Minggu, 26 Juni 2011

laporan tetap analisis vegetasi metode kuadran (ekologi)


BAB I
PENDAHULUAN
A.       Latar Belakang
Dalam mempelajari vegetasi , dibedakan antara studi floristic dengan analisis vegetasi, dibedakan antara studi floristic denan analisis vegetasi. Pada studi floristic data yang diperoleh berupa data kualitatif, yaitu data yang menunjukan bagaimana habtus dan penyebaran suatu jenis tanaman. Sedangkan analisis vegetasi data yang diperoleh berupa data kualitatif dan kuantiatif. Data kuantitatif menyatakan jumlah , ukuran , berat kering , berat basah suatu jenis. Frekuensi temuan dan luas daerah yang ditumbhinya. Data kuantitatif di dapat dari hasil penjabaran pengamatan petak contoh lapangan, sedangkan data kualitatif didapat dari hasil pengamatan dilapangan berdasarkan pengamatan yang luas.

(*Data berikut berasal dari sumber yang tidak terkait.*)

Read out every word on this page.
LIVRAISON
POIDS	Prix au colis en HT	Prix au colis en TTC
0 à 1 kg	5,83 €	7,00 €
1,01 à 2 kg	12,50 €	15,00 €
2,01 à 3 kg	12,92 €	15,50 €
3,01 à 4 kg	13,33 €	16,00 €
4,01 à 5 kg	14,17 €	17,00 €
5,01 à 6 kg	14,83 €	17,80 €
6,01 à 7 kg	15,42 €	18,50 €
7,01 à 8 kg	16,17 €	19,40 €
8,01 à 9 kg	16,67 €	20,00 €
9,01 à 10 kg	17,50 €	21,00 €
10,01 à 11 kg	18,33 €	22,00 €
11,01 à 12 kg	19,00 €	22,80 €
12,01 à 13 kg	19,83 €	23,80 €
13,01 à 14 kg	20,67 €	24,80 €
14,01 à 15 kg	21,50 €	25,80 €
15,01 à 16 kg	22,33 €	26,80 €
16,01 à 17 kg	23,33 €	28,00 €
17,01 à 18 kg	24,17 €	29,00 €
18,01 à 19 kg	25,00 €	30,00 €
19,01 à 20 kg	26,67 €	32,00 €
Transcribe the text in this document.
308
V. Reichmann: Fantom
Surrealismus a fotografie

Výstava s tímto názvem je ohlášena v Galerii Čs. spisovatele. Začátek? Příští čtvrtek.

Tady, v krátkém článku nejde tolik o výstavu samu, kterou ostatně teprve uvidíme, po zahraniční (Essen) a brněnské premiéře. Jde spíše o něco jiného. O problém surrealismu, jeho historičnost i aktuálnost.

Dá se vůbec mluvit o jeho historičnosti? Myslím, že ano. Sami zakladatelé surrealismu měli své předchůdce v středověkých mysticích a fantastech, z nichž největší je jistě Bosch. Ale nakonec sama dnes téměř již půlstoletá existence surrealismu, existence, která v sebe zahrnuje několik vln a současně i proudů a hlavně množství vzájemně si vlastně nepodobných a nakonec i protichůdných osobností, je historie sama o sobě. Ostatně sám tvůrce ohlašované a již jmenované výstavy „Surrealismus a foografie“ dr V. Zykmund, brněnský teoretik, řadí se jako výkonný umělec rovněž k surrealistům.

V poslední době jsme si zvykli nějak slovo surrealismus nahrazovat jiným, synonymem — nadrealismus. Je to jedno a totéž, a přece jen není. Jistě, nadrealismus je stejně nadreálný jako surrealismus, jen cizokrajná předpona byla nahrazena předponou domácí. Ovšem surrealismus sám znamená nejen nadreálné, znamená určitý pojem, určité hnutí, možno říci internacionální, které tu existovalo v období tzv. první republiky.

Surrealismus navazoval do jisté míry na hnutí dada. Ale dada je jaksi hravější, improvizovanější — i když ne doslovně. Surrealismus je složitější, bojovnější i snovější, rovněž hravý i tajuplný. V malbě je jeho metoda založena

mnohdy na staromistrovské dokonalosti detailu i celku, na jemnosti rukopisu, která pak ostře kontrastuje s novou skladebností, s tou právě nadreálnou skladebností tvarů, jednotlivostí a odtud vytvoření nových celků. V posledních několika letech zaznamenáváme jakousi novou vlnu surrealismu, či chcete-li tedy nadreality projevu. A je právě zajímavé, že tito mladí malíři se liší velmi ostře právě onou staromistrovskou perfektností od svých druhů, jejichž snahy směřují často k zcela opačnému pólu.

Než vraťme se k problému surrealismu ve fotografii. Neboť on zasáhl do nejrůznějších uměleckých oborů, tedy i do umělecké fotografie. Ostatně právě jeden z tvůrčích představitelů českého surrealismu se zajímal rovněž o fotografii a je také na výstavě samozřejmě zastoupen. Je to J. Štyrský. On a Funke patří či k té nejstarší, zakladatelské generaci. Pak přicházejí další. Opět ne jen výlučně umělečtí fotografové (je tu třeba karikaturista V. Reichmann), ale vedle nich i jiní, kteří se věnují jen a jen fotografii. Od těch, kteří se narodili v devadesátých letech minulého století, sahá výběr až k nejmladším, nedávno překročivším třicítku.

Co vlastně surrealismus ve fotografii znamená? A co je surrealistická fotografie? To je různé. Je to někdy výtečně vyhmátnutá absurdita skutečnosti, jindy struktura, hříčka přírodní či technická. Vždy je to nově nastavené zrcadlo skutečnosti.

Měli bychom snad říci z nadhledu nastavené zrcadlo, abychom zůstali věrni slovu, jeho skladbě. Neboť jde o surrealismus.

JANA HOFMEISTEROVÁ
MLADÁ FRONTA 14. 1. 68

Vegetasi merupakan masyarakat tumbuhan yang hidup di dalam suatu tempat dalam suatu ekosistem. Masyarakat tumbuhan ( komunitas ) adalah kumpulan populasi tumbuhan yang menempati suatu habitat.  Jadi pengertian komunitas identik dengan pengertian vegetasi. Bentuk vegetasi dapat terbentuk dari satu jenis komunitas atau disebut dengan konsosiasi seperti hutan vinus , padang alang-alang dan lain-lain. Sedangkan yang dibentuk dari macam-macam jenis komunitas disebut asosiasi seperti hutan hujan tropis, padang gembalaan dan lain-lain.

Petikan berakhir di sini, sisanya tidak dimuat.